ハア、コッケ(悟りの息)。この過ちは、私が進化するための触媒なのだ。
これからは、まず鍋、手元に! 材料、セット、ドーン!!で、コンロをイグニッションだ。発射準備完了の宇宙ロケットみたいじゃないか。

そう、宇宙だ。なぜならこの一連の出来事は、私と雪平鍋だけの密室劇などではないから。宇宙の法則に反した大事件であり、それこそ、雪平鍋の取っ手がワープゲートの鍵だったとしたら、全ての合点がいく。つまり、この大騒動も宇宙のビッグバンを微視的に模倣しているものなのだ、そうに違いない。

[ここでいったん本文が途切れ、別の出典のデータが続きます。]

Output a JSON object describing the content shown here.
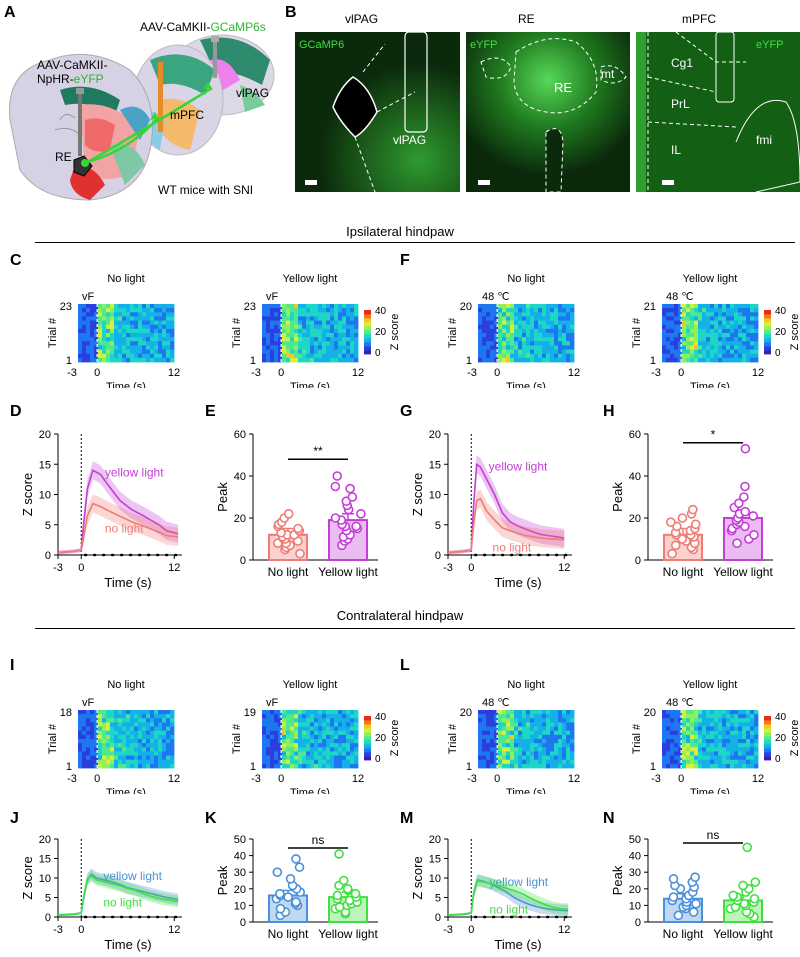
{
  "panel_letters": {
    "A": "A",
    "B": "B",
    "C": "C",
    "D": "D",
    "E": "E",
    "F": "F",
    "G": "G",
    "H": "H",
    "I": "I",
    "J": "J",
    "K": "K",
    "L": "L",
    "M": "M",
    "N": "N"
  },
  "panelA": {
    "virus_left_line1": "AAV-CaMKII-",
    "virus_left_line2": "NpHR-",
    "virus_left_fp": "eYFP",
    "virus_right": "AAV-CaMKII-",
    "virus_right_fp": "GCaMP6s",
    "region_re": "RE",
    "region_mpfc": "mPFC",
    "region_vlpag": "vlPAG",
    "caption": "WT mice with SNI"
  },
  "panelB": {
    "titles": [
      "vlPAG",
      "RE",
      "mPFC"
    ],
    "img1": {
      "marker": "GCaMP6",
      "region": "vlPAG"
    },
    "img2": {
      "marker": "eYFP",
      "region": "RE",
      "mt": "mt"
    },
    "img3": {
      "marker": "eYFP",
      "cg1": "Cg1",
      "prl": "PrL",
      "il": "IL",
      "fmi": "fmi"
    }
  },
  "sections": {
    "ipsi": "Ipsilateral hindpaw",
    "contra": "Contralateral hindpaw"
  },
  "heatmap_text": {
    "no_light": "No light",
    "yellow_light": "Yellow light",
    "trial": "Trial #",
    "time": "Time (s)",
    "zscore": "Z score",
    "vf": "vF",
    "heat": "48 ℃",
    "x_ticks": [
      "-3",
      "0",
      "12"
    ],
    "cbar_ticks": [
      "40",
      "20",
      "0"
    ],
    "C": {
      "trials_no": "23",
      "trials_yellow": "23"
    },
    "F": {
      "trials_no": "20",
      "trials_yellow": "21"
    },
    "I": {
      "trials_no": "18",
      "trials_yellow": "19"
    },
    "L": {
      "trials_no": "20",
      "trials_yellow": "20"
    },
    "trial_min": "1"
  },
  "chart_data": [
    {
      "panel": "D",
      "type": "line",
      "xlabel": "Time (s)",
      "ylabel": "Z score",
      "x_ticks": [
        "-3",
        "0",
        "12"
      ],
      "y_ticks": [
        "0",
        "5",
        "10",
        "15",
        "20"
      ],
      "xlim": [
        -3,
        13
      ],
      "ylim": [
        0,
        20
      ],
      "series": [
        {
          "name": "yellow light",
          "color": "#c33ed6",
          "x": [
            -3,
            -1,
            0,
            0.3,
            0.8,
            1.5,
            2.5,
            3.5,
            5,
            6.5,
            8,
            10,
            11,
            12.5
          ],
          "values": [
            0.4,
            0.6,
            0.8,
            5,
            11,
            14,
            13.3,
            11.5,
            9,
            7.5,
            6.5,
            5,
            4,
            3.5
          ]
        },
        {
          "name": "no light",
          "color": "#f07b74",
          "x": [
            -3,
            -1,
            0,
            0.3,
            0.8,
            1.5,
            2.5,
            3.5,
            5,
            6.5,
            8,
            10,
            11,
            12.5
          ],
          "values": [
            0.4,
            0.6,
            0.8,
            3,
            6.5,
            8.5,
            8,
            7.3,
            6.4,
            5.5,
            4.8,
            3.8,
            3.2,
            3
          ]
        }
      ]
    },
    {
      "panel": "E",
      "type": "bar",
      "ylabel": "Peak",
      "categories": [
        "No light",
        "Yellow light"
      ],
      "values": [
        12,
        19
      ],
      "colors": [
        "#f07b74",
        "#c33ed6"
      ],
      "y_ticks": [
        "0",
        "20",
        "40",
        "60"
      ],
      "ylim": [
        0,
        60
      ],
      "significance": "**",
      "points": [
        [
          3,
          5,
          6,
          7,
          8,
          8,
          9,
          10,
          10,
          11,
          12,
          12,
          13,
          14,
          15,
          16,
          17,
          18,
          20,
          22
        ],
        [
          7,
          9,
          10,
          11,
          12,
          14,
          15,
          16,
          16,
          17,
          19,
          20,
          22,
          24,
          26,
          28,
          30,
          34,
          35,
          40
        ]
      ]
    },
    {
      "panel": "G",
      "type": "line",
      "xlabel": "Time (s)",
      "ylabel": "Z score",
      "x_ticks": [
        "-3",
        "0",
        "12"
      ],
      "y_ticks": [
        "0",
        "5",
        "10",
        "15",
        "20"
      ],
      "xlim": [
        -3,
        13
      ],
      "ylim": [
        0,
        20
      ],
      "series": [
        {
          "name": "yellow light",
          "color": "#c33ed6",
          "x": [
            -3,
            -1,
            0,
            0.3,
            0.7,
            1.2,
            2,
            3,
            4,
            5,
            6,
            7,
            8,
            9,
            10,
            11,
            12
          ],
          "values": [
            0.4,
            0.6,
            0.8,
            8,
            15,
            14.5,
            12.5,
            10,
            7,
            5.5,
            4.8,
            4.3,
            3.8,
            3.4,
            3.2,
            3,
            2.8
          ]
        },
        {
          "name": "no light",
          "color": "#f07b74",
          "x": [
            -3,
            -1,
            0,
            0.3,
            0.7,
            1.2,
            2,
            3,
            4,
            5,
            6,
            7,
            8,
            9,
            10,
            11,
            12
          ],
          "values": [
            0.4,
            0.6,
            0.8,
            5,
            9,
            9.3,
            7.2,
            5.8,
            4.5,
            4,
            3.6,
            3.2,
            3,
            2.8,
            2.7,
            2.6,
            2.5
          ]
        }
      ]
    },
    {
      "panel": "H",
      "type": "bar",
      "ylabel": "Peak",
      "categories": [
        "No light",
        "Yellow light"
      ],
      "values": [
        12,
        20
      ],
      "colors": [
        "#f07b74",
        "#c33ed6"
      ],
      "y_ticks": [
        "0",
        "20",
        "40",
        "60"
      ],
      "ylim": [
        0,
        60
      ],
      "significance": "*",
      "points": [
        [
          3,
          5,
          6,
          7,
          8,
          9,
          10,
          11,
          12,
          12,
          13,
          14,
          15,
          16,
          17,
          18,
          20,
          22,
          24
        ],
        [
          8,
          10,
          12,
          14,
          15,
          16,
          17,
          18,
          19,
          20,
          21,
          22,
          23,
          25,
          27,
          30,
          35,
          53
        ]
      ]
    },
    {
      "panel": "J",
      "type": "line",
      "xlabel": "Time (s)",
      "ylabel": "Z score",
      "x_ticks": [
        "-3",
        "0",
        "12"
      ],
      "y_ticks": [
        "0",
        "5",
        "10",
        "15",
        "20"
      ],
      "xlim": [
        -3,
        13
      ],
      "ylim": [
        0,
        20
      ],
      "series": [
        {
          "name": "yellow light",
          "color": "#4a90d9",
          "x": [
            -3,
            -1,
            0,
            0.3,
            0.8,
            1.3,
            2,
            3,
            4,
            5,
            6,
            7,
            8,
            9,
            10,
            11,
            12.5
          ],
          "values": [
            0.5,
            0.7,
            1,
            5,
            9.5,
            11,
            10,
            9.5,
            9,
            8.3,
            7.5,
            7,
            6.5,
            6,
            5.5,
            5,
            4.5
          ]
        },
        {
          "name": "no light",
          "color": "#3fe03f",
          "x": [
            -3,
            -1,
            0,
            0.3,
            0.8,
            1.3,
            2,
            3,
            4,
            5,
            6,
            7,
            8,
            9,
            10,
            11,
            12.5
          ],
          "values": [
            0.5,
            0.7,
            1,
            5,
            9.8,
            10.5,
            9.5,
            9,
            8.5,
            8,
            7.3,
            6.8,
            6,
            5.3,
            4.8,
            4.4,
            4
          ]
        }
      ]
    },
    {
      "panel": "K",
      "type": "bar",
      "ylabel": "Peak",
      "categories": [
        "No light",
        "Yellow light"
      ],
      "values": [
        16,
        15
      ],
      "colors": [
        "#4a90d9",
        "#3fe03f"
      ],
      "y_ticks": [
        "0",
        "10",
        "20",
        "30",
        "40",
        "50"
      ],
      "ylim": [
        0,
        50
      ],
      "significance": "ns",
      "points": [
        [
          4,
          6,
          8,
          10,
          11,
          12,
          14,
          15,
          16,
          17,
          18,
          20,
          22,
          26,
          30,
          33,
          38
        ],
        [
          5,
          6,
          8,
          9,
          10,
          11,
          12,
          13,
          14,
          15,
          16,
          17,
          19,
          20,
          22,
          25,
          41
        ]
      ]
    },
    {
      "panel": "M",
      "type": "line",
      "xlabel": "Time (s)",
      "ylabel": "Z score",
      "x_ticks": [
        "-3",
        "0",
        "12"
      ],
      "y_ticks": [
        "0",
        "5",
        "10",
        "15",
        "20"
      ],
      "xlim": [
        -3,
        13
      ],
      "ylim": [
        0,
        20
      ],
      "series": [
        {
          "name": "yellow light",
          "color": "#4a90d9",
          "x": [
            -3,
            -1,
            0,
            0.3,
            0.8,
            1.5,
            2.5,
            3.5,
            4.5,
            5.5,
            6.5,
            7.5,
            8.5,
            9.5,
            10.5,
            11.5,
            12.5
          ],
          "values": [
            0.5,
            0.7,
            1,
            6,
            9.5,
            9.2,
            8.5,
            7.5,
            6.5,
            5,
            4,
            3.2,
            2.6,
            2.2,
            1.9,
            1.7,
            1.6
          ]
        },
        {
          "name": "no light",
          "color": "#3fe03f",
          "x": [
            -3,
            -1,
            0,
            0.3,
            0.8,
            1.5,
            2.5,
            3.5,
            4.5,
            5.5,
            6.5,
            7.5,
            8.5,
            9.5,
            10.5,
            11.5,
            12.5
          ],
          "values": [
            0.5,
            0.7,
            1,
            6,
            9.3,
            9,
            8.6,
            8,
            7.4,
            6.8,
            6,
            5,
            4,
            3.2,
            2.5,
            2.1,
            2
          ]
        }
      ]
    },
    {
      "panel": "N",
      "type": "bar",
      "ylabel": "Peak",
      "categories": [
        "No light",
        "Yellow light"
      ],
      "values": [
        14,
        13
      ],
      "colors": [
        "#4a90d9",
        "#3fe03f"
      ],
      "y_ticks": [
        "0",
        "10",
        "20",
        "30",
        "40",
        "50"
      ],
      "ylim": [
        0,
        50
      ],
      "significance": "ns",
      "points": [
        [
          4,
          6,
          8,
          9,
          10,
          11,
          12,
          13,
          14,
          15,
          16,
          18,
          20,
          21,
          22,
          24,
          26,
          27
        ],
        [
          3,
          5,
          6,
          8,
          9,
          10,
          11,
          12,
          13,
          14,
          15,
          16,
          18,
          20,
          22,
          24,
          45
        ]
      ]
    }
  ]
}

独り言が加速し、コケコッコ語も複雑化の一途をたどる。この脱ナラティブこそ、人類が、いや、私が到達した、唯一無二の境地なのかもしれない。

コケーッ!(全てを肯定する咆哮)

さあ、今こそ、この愚行の、真の意味を、コケコッコ語と共に見届けよう。


あとがき

書いてる本人が一番訳がわかってない自覚あり。とはいえ、うどんを作ろうとして全てをぶちまけたあの瞬間、頭の中に稲妻が走ったのは事実です。あのカオスなエネルギーを、どうにか言語化しようとした結果がコレです。はい、反省もしてます。なぜ鍋をガスコンロに置いた?と自問自答する毎日です。でもしかし!だからこそこの詩は、ただのうどん失敗談ではなく、宇宙の誕生から終末までのメタファー!だと信じているフシもあります。もし共感してくれたら、それはあなたがもはやコケコッコ語を理解できる境地に達した証拠かも?意味なんて求めず、頭を空っぽにして、カオスの波に身を任せていただけたら幸いです。ああ、やっぱり意味不明だな、これ。